Last week we wrote about an observation from some physician leaders that, paradoxically, physician burnout seemed to have waned a bit during the COVID crisis. They felt that, as clinicians rallied to provide care for patients during the pandemic, many found new purpose in the work, despite great challenges. Bureaucratic hurdles yielded to the need to make critical decisions quickly, as did regulatory barriers to telemedicine.
The piece sparked a number of doctors, most from regions now experiencing surges, to share their alternative viewpoints with us.

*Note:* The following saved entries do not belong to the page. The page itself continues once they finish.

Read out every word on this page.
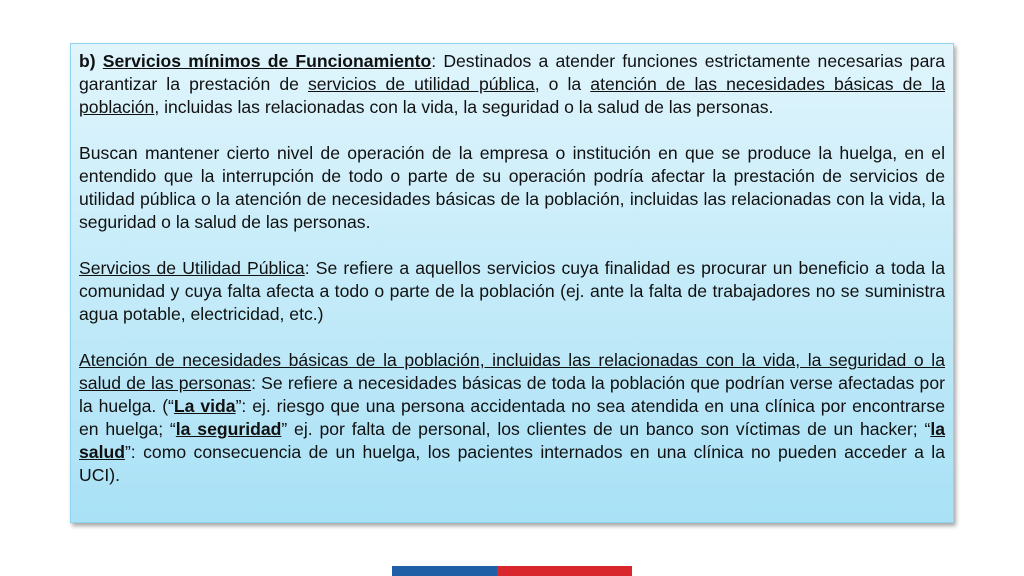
b) Servicios mínimos de Funcionamiento: Destinados a atender funciones estrictamente necesarias para garantizar la prestación de servicios de utilidad pública, o la atención de las necesidades básicas de la población, incluidas las relacionadas con la vida, la seguridad o la salud de las personas.

Buscan mantener cierto nivel de operación de la empresa o institución en que se produce la huelga, en el entendido que la interrupción de todo o parte de su operación podría afectar la prestación de servicios de utilidad pública o la atención de necesidades básicas de la población, incluidas las relacionadas con la vida, la seguridad o la salud de las personas.

Servicios de Utilidad Pública: Se refiere a aquellos servicios cuya finalidad es procurar un beneficio a toda la comunidad y cuya falta afecta a todo o parte de la población (ej. ante la falta de trabajadores no se suministra agua potable, electricidad, etc.)

Atención de necesidades básicas de la población, incluidas las relacionadas con la vida, la seguridad o la salud de las personas: Se refiere a necesidades básicas de toda la población que podrían verse afectadas por la huelga. (“La vida”: ej. riesgo que una persona accidentada no sea atendida en una clínica por encontrarse en huelga; “la seguridad” ej. por falta de personal, los clientes de un banco son víctimas de un hacker; “la salud”: como consecuencia de un huelga, los pacientes internados en una clínica no pueden acceder a la UCI).
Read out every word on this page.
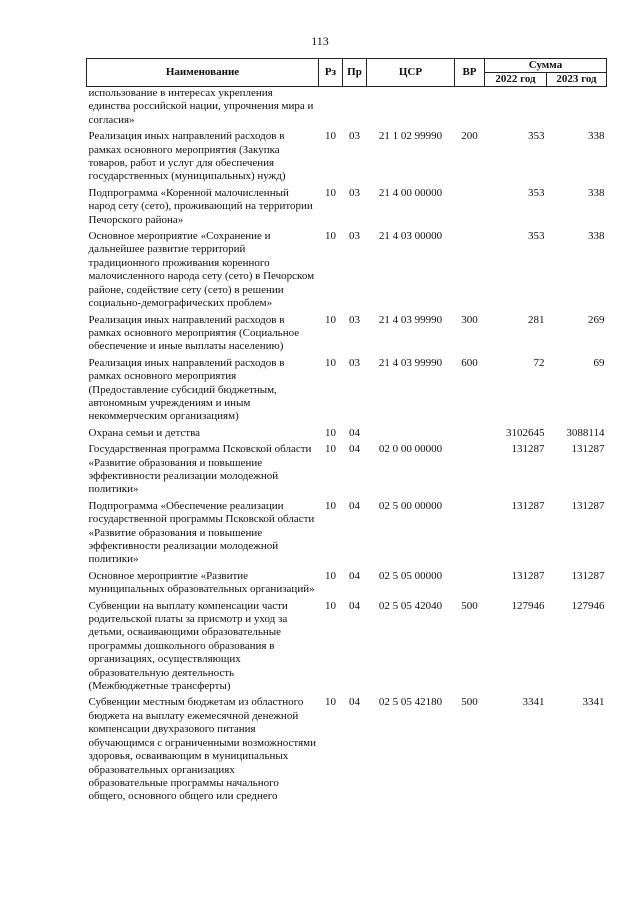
113
Наименование	Рз	Пр	ЦСР	ВР	Сумма	
					2022 год	2023 год
использование в интересах укрепления единства российской нации, упрочнения мира и согласия»						
Реализация иных направлений расходов в рамках основного мероприятия (Закупка товаров, работ и услуг для обеспечения государственных (муниципальных) нужд)	10	03	21 1 02 99990	200	353	338
Подпрограмма «Коренной малочисленный народ сету (сето), проживающий на территории Печорского района»	10	03	21 4 00 00000		353	338
Основное мероприятие «Сохранение и дальнейшее развитие территорий традиционного проживания коренного малочисленного народа сету (сето) в Печорском районе, содействие сету (сето) в решении социально-демографических проблем»	10	03	21 4 03 00000		353	338
Реализация иных направлений расходов в рамках основного мероприятия (Социальное обеспечение и иные выплаты населению)	10	03	21 4 03 99990	300	281	269
Реализация иных направлений расходов в рамках основного мероприятия (Предоставление субсидий бюджетным, автономным учреждениям и иным некоммерческим организациям)	10	03	21 4 03 99990	600	72	69
Охрана семьи и детства	10	04			3102645	3088114
Государственная программа Псковской области «Развитие образования и повышение эффективности реализации молодежной политики»	10	04	02 0 00 00000		131287	131287
Подпрограмма «Обеспечение реализации государственной программы Псковской области «Развитие образования и повышение эффективности реализации молодежной политики»	10	04	02 5 00 00000		131287	131287
Основное мероприятие «Развитие муниципальных образовательных организаций»	10	04	02 5 05 00000		131287	131287
Субвенции на выплату компенсации части родительской платы за присмотр и уход за детьми, осваивающими образовательные программы дошкольного образования в организациях, осуществляющих образовательную деятельность (Межбюджетные трансферты)	10	04	02 5 05 42040	500	127946	127946
Субвенции местным бюджетам из областного бюджета на выплату ежемесячной денежной компенсации двухразового питания обучающимся с ограниченными возможностями здоровья, осваивающим в муниципальных образовательных организациях образовательные программы начального общего, основного общего или среднего	10	04	02 5 05 42180	500	3341	3341
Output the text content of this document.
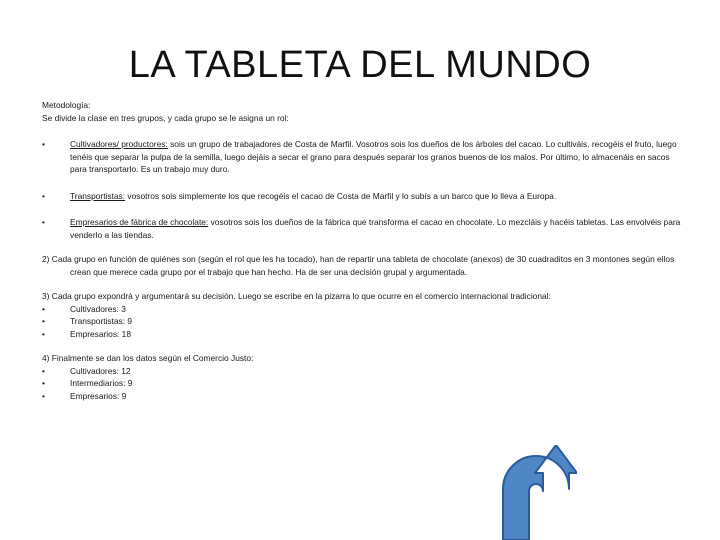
LA TABLETA DEL MUNDO

Metodología:

Se divide la clase en tres grupos, y cada grupo se le asigna un rol:

•	Cultivadores/ productores: sois un grupo de trabajadores de Costa de Marfil. Vosotros sois los dueños de los árboles del cacao. Lo cultiváis, recogéis el fruto, luego tenéis que separar la pulpa de la semilla, luego dejáis a secar el grano para después separar los granos buenos de los malos. Por último, lo almacenáis en sacos para transportarlo. Es un trabajo muy duro.

•	Transportistas: vosotros sois simplemente los que recogéis el cacao de Costa de Marfil y lo subís a un barco que lo lleva a Europa.

•	Empresarios de fábrica de chocolate: vosotros sois los dueños de la fábrica que transforma el cacao en chocolate. Lo mezcláis y hacéis tabletas. Las envolvéis para venderlo a las tiendas.

2) Cada grupo en función de quiénes son (según el rol que les ha tocado), han de repartir una tableta de chocolate (anexos) de 30 cuadraditos en 3 montones según ellos crean que merece cada grupo por el trabajo que han hecho. Ha de ser una decisión grupal y argumentada.

3) Cada grupo expondrá y argumentará su decisión. Luego se escribe en la pizarra lo que ocurre en el comercio internacional tradicional:

•	Cultivadores: 3

•	Transportistas: 9

•	Empresarios: 18

4) Finalmente se dan los datos según el Comercio Justo:

•	Cultivadores: 12

•	Intermediarios: 9

•	Empresarios: 9
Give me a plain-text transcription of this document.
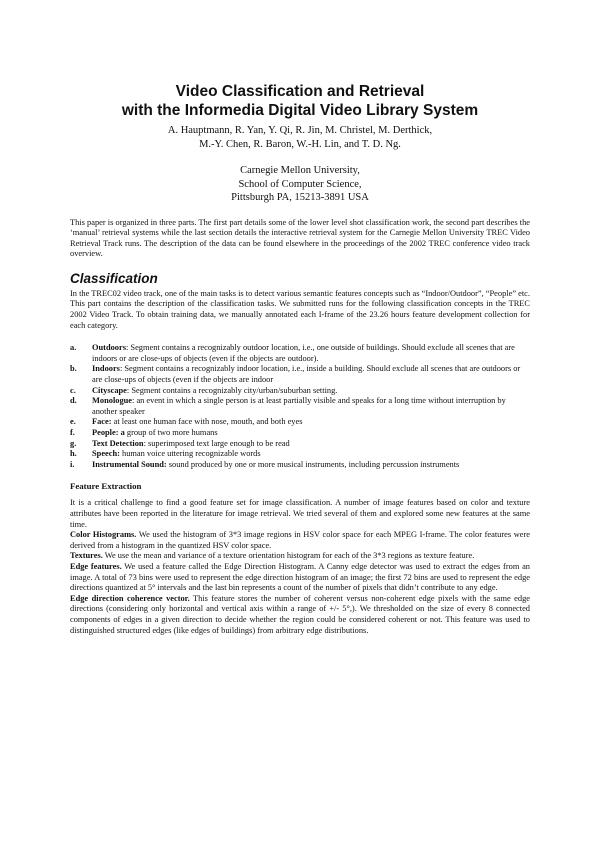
Video Classification and Retrieval
with the Informedia Digital Video Library System
A. Hauptmann, R. Yan, Y. Qi, R. Jin, M. Christel, M. Derthick,
M.-Y. Chen, R. Baron, W.-H. Lin, and T. D. Ng.
Carnegie Mellon University,
School of Computer Science,
Pittsburgh PA, 15213-3891 USA

This paper is organized in three parts. The first part details some of the lower level shot classification work, the second part describes the ‘manual’ retrieval systems while the last section details the interactive retrieval system for the Carnegie Mellon University TREC Video Retrieval Track runs. The description of the data can be found elsewhere in the proceedings of the 2002 TREC conference video track overview.

Classification

In the TREC02 video track, one of the main tasks is to detect various semantic features concepts such as “Indoor/Outdoor”, “People” etc. This part contains the description of the classification tasks. We submitted runs for the following classification concepts in the TREC 2002 Video Track. To obtain training data, we manually annotated each I-frame of the 23.26 hours feature development collection for each category.

a.	Outdoors: Segment contains a recognizably outdoor location, i.e., one outside of buildings. Should exclude all scenes that are indoors or are close-ups of objects (even if the objects are outdoor).
b.	Indoors: Segment contains a recognizably indoor location, i.e., inside a building. Should exclude all scenes that are outdoors or are close-ups of objects (even if the objects are indoor
c.	Cityscape: Segment contains a recognizably city/urban/suburban setting.
d.	Monologue: an event in which a single person is at least partially visible and speaks for a long time without interruption by another speaker
e.	Face: at least one human face with nose, mouth, and both eyes
f.	People: a group of two more humans
g.	Text Detection: superimposed text large enough to be read
h.	Speech: human voice uttering recognizable words
i.	Instrumental Sound: sound produced by one or more musical instruments, including percussion instruments
Feature Extraction

It is a critical challenge to find a good feature set for image classification. A number of image features based on color and texture attributes have been reported in the literature for image retrieval. We tried several of them and explored some new features at the same time.

Color Histograms. We used the histogram of 3*3 image regions in HSV color space for each MPEG I-frame. The color features were derived from a histogram in the quantized HSV color space.

Textures. We use the mean and variance of a texture orientation histogram for each of the 3*3 regions as texture feature.

Edge features. We used a feature called the Edge Direction Histogram. A Canny edge detector was used to extract the edges from an image. A total of 73 bins were used to represent the edge direction histogram of an image; the first 72 bins are used to represent the edge directions quantized at 5° intervals and the last bin represents a count of the number of pixels that didn’t contribute to any edge.

Edge direction coherence vector. This feature stores the number of coherent versus non-coherent edge pixels with the same edge directions (considering only horizontal and vertical axis within a range of +/- 5°,). We thresholded on the size of every 8 connected components of edges in a given direction to decide whether the region could be considered coherent or not. This feature was used to distinguished structured edges (like edges of buildings) from arbitrary edge distributions.
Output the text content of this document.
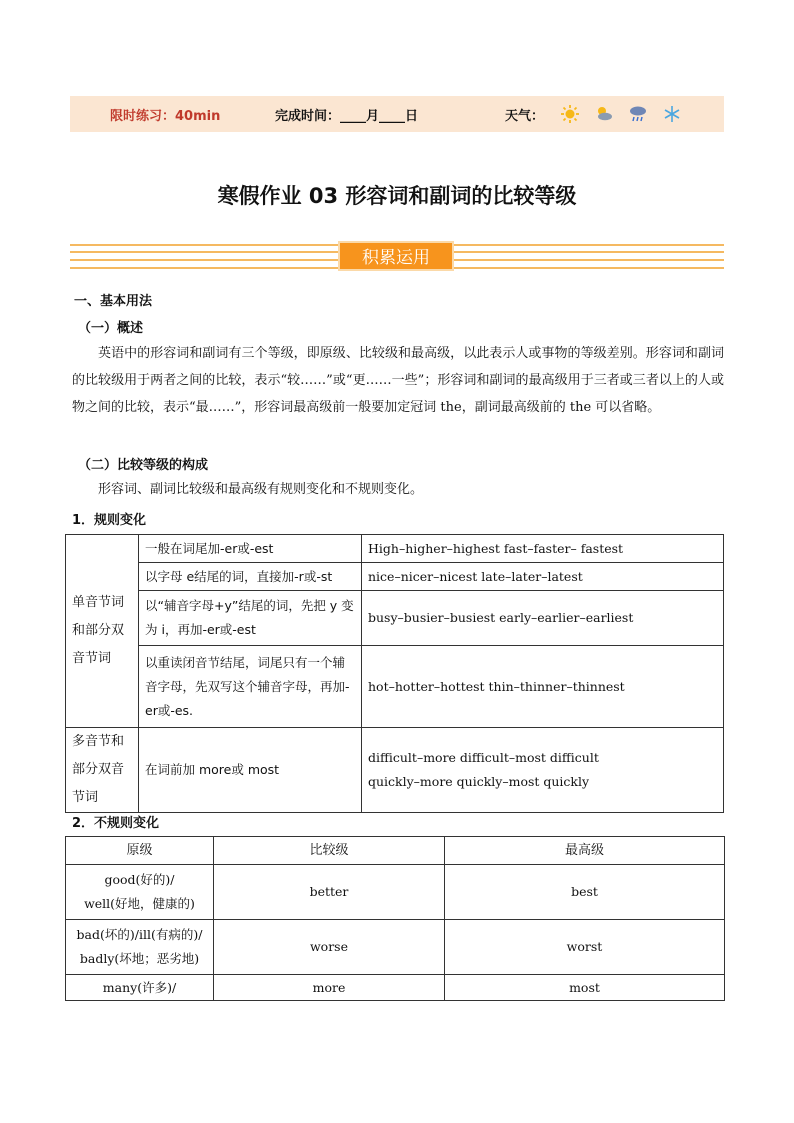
限时练习：40min	完成时间：____月____日	天气：
寒假作业 03 形容词和副词的比较等级
积累运用
一、基本用法
（一）概述
英语中的形容词和副词有三个等级，即原级、比较级和最高级，以此表示人或事物的等级差别。形容词和副词的比较级用于两者之间的比较，表示“较……”或“更……一些”；形容词和副词的最高级用于三者或三者以上的人或物之间的比较，表示“最……”，形容词最高级前一般要加定冠词 the，副词最高级前的 the 可以省略。
（二）比较等级的构成
形容词、副词比较级和最高级有规则变化和不规则变化。
1．规则变化
单音节词和部分双音节词	一般在词尾加-er或-est	High–higher–highest fast–faster– fastest
	以字母 e结尾的词，直接加-r或-st	nice–nicer–nicest late–later–latest
	以“辅音字母+y”结尾的词，先把 y 变为 i，再加-er或-est	busy–busier–busiest early–earlier–earliest
	以重读闭音节结尾，词尾只有一个辅音字母，先双写这个辅音字母，再加-er或-es.	hot–hotter–hottest thin–thinner–thinnest
多音节和部分双音节词	在词前加 more或 most	difficult–more difficult–most difficult
quickly–more quickly–most quickly
2．不规则变化
原级	比较级	最高级

good(好的)/
well(好地，健康的)	better	best

bad(坏的)/ill(有病的)/
badly(坏地；恶劣地)	worse	worst
many(许多)/	more	most
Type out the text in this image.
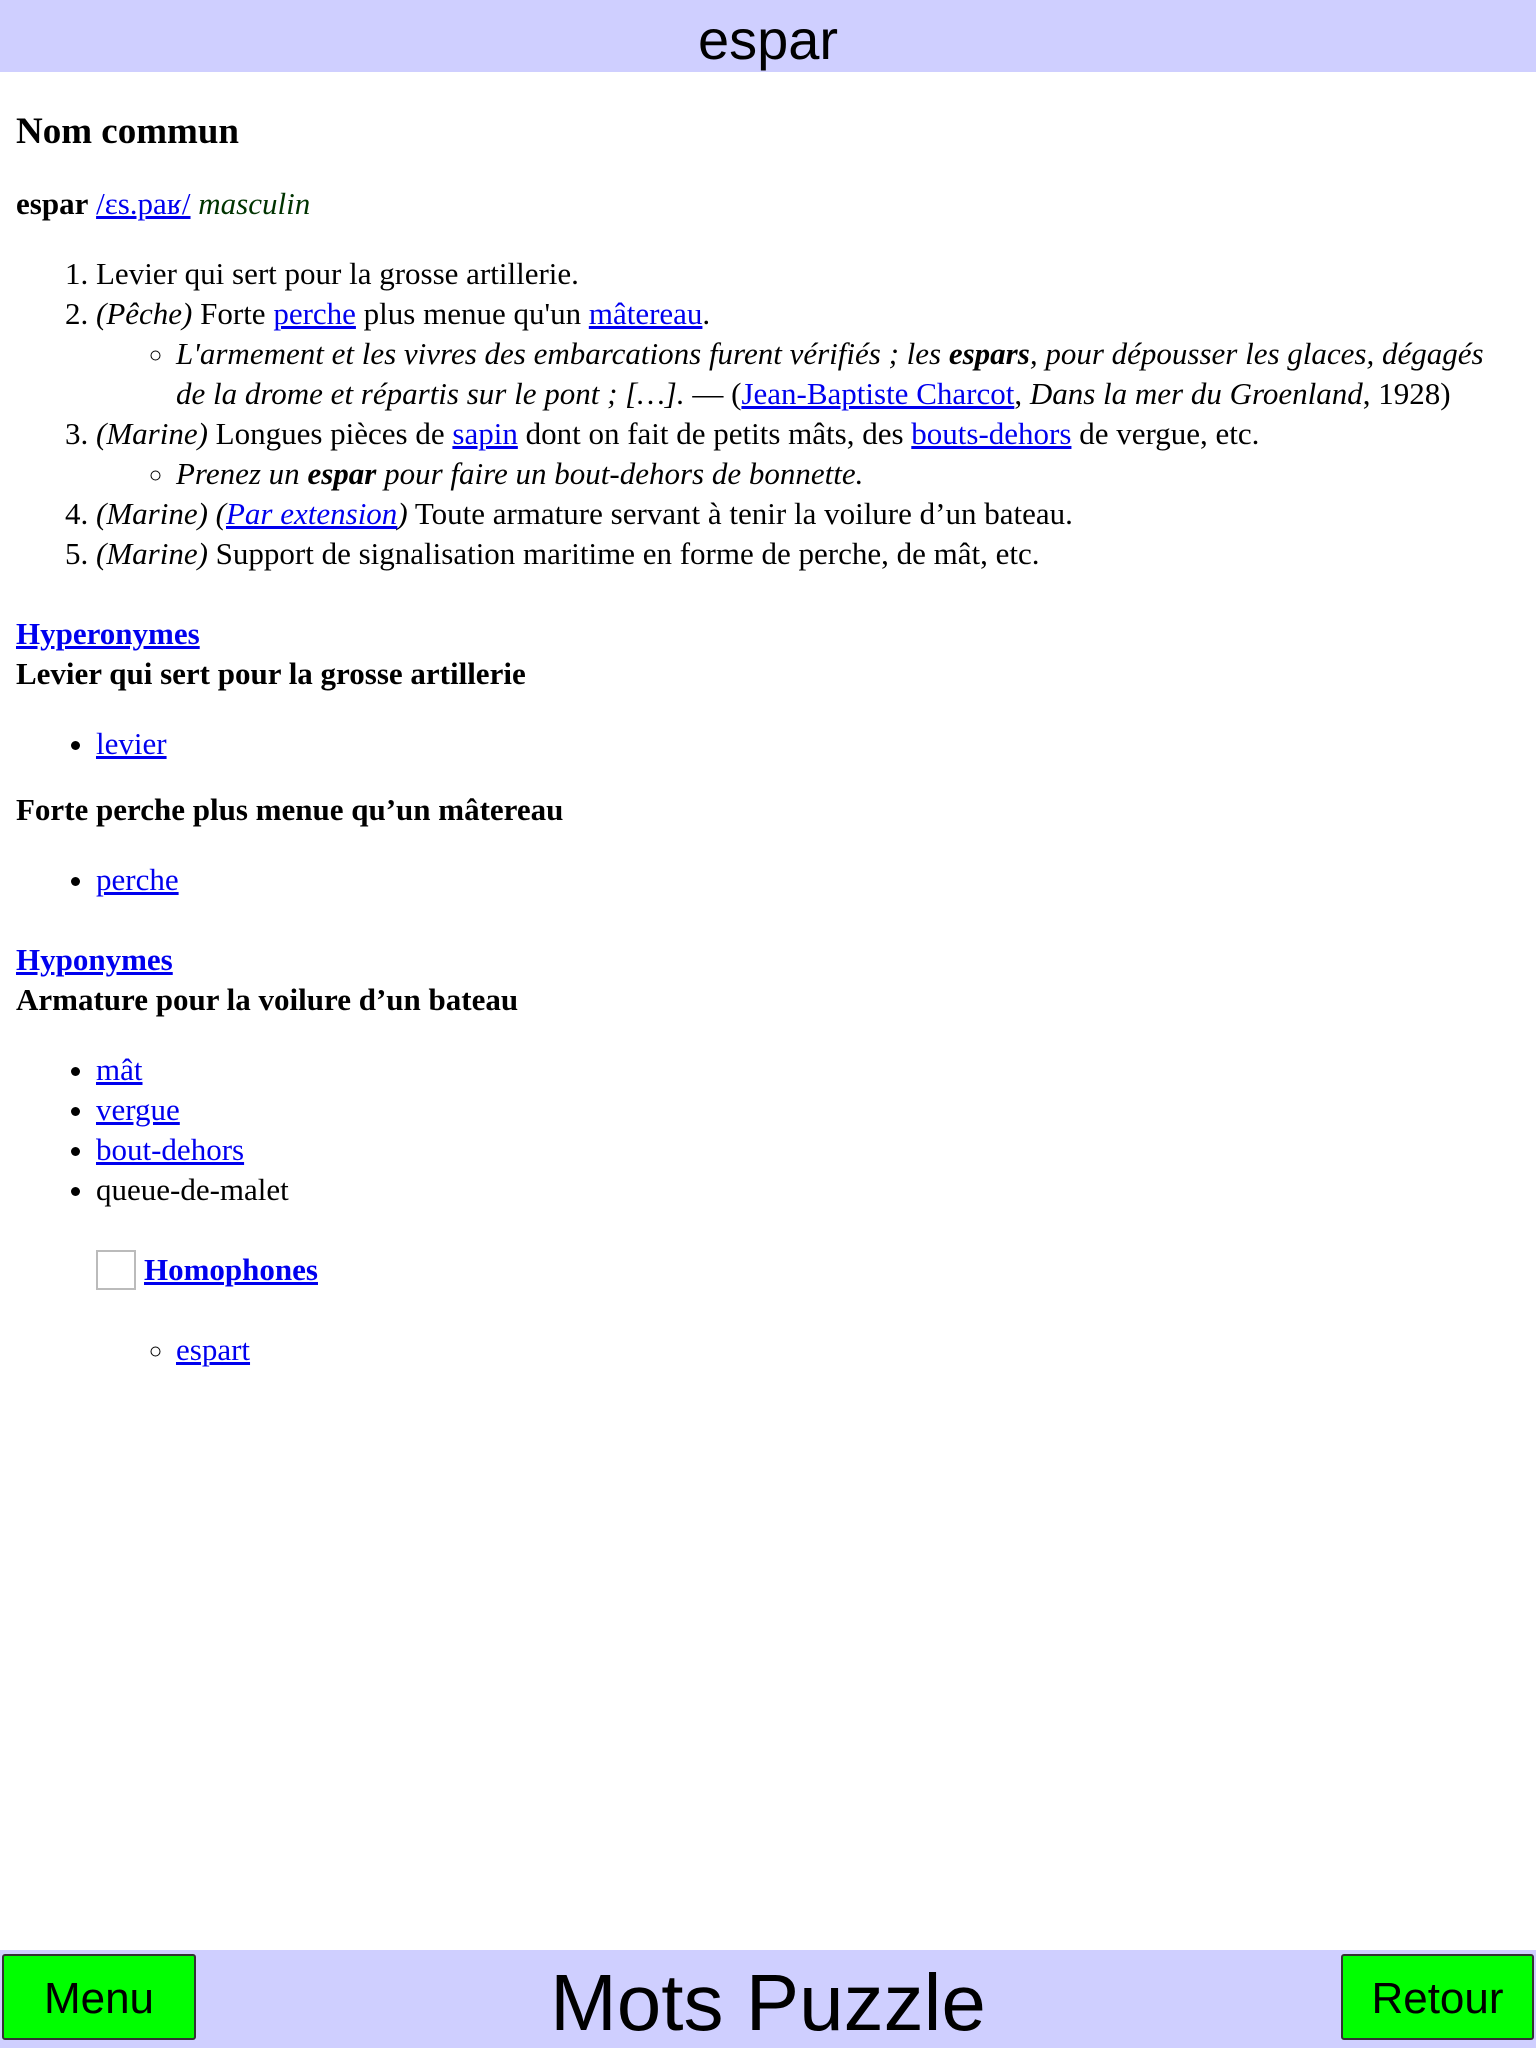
espar
Nom commun

espar /ɛs.paʁ/ masculin

1. Levier qui sert pour la grosse artillerie.
2. (Pêche) Forte perche plus menue qu'un mâtereau.
◦ L'armement et les vivres des embarcations furent vérifiés ; les espars, pour dépousser les glaces, dégagés de la drome et répartis sur le pont ; […]. — (Jean-Baptiste Charcot, Dans la mer du Groenland, 1928)
3. (Marine) Longues pièces de sapin dont on fait de petits mâts, des bouts-dehors de vergue, etc.
◦ Prenez un espar pour faire un bout-dehors de bonnette.
4. (Marine) (Par extension) Toute armature servant à tenir la voilure d’un bateau.
5. (Marine) Support de signalisation maritime en forme de perche, de mât, etc.
Hyperonymes
Levier qui sert pour la grosse artillerie
• levier
Forte perche plus menue qu’un mâtereau
• perche
Hyponymes
Armature pour la voilure d’un bateau
• mât
• vergue
• bout-dehors
• queue-de-malet
Homophones
◦ espart
Mots Puzzle
Menu	Retour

One employed physician wrote that, across specialties, he and his colleagues are angry. They don’t feel protected, either financially, or even for their own physical safety.
A nurse practitioner working long shifts in an emergency department overloaded with COVID patients wrote, “In April, I would have never believed that we would be scrounging for PPE at the end of July. How could this happen?” And a nephrologist redeployed to a COVID ICU shared: “With the surge in New York, it felt like the entire country was behind their doctors and nurses. I drive home past restaurants and stores filled with people refusing to wear masks. It’s so demoralizing.”
Several expressed that their employers, both health systems and payers, are “counting on our goodwill that we’ll just keep showing up.” But once the crisis passes, there may be “drastic and irrational physician revolts. Someone should be watching for it.”
These comments reveal a marked difference in physician sentiment in different parts of the country, based both on the severity of the pandemic, and the nature of the local response. Regardless, we’d agree that the clinical workforce, both doctors and nurses, is working through a period of unprecedented stress, and for some, emotional trauma. Ensuring their stability and safety must be a top priority for every health system and medical group.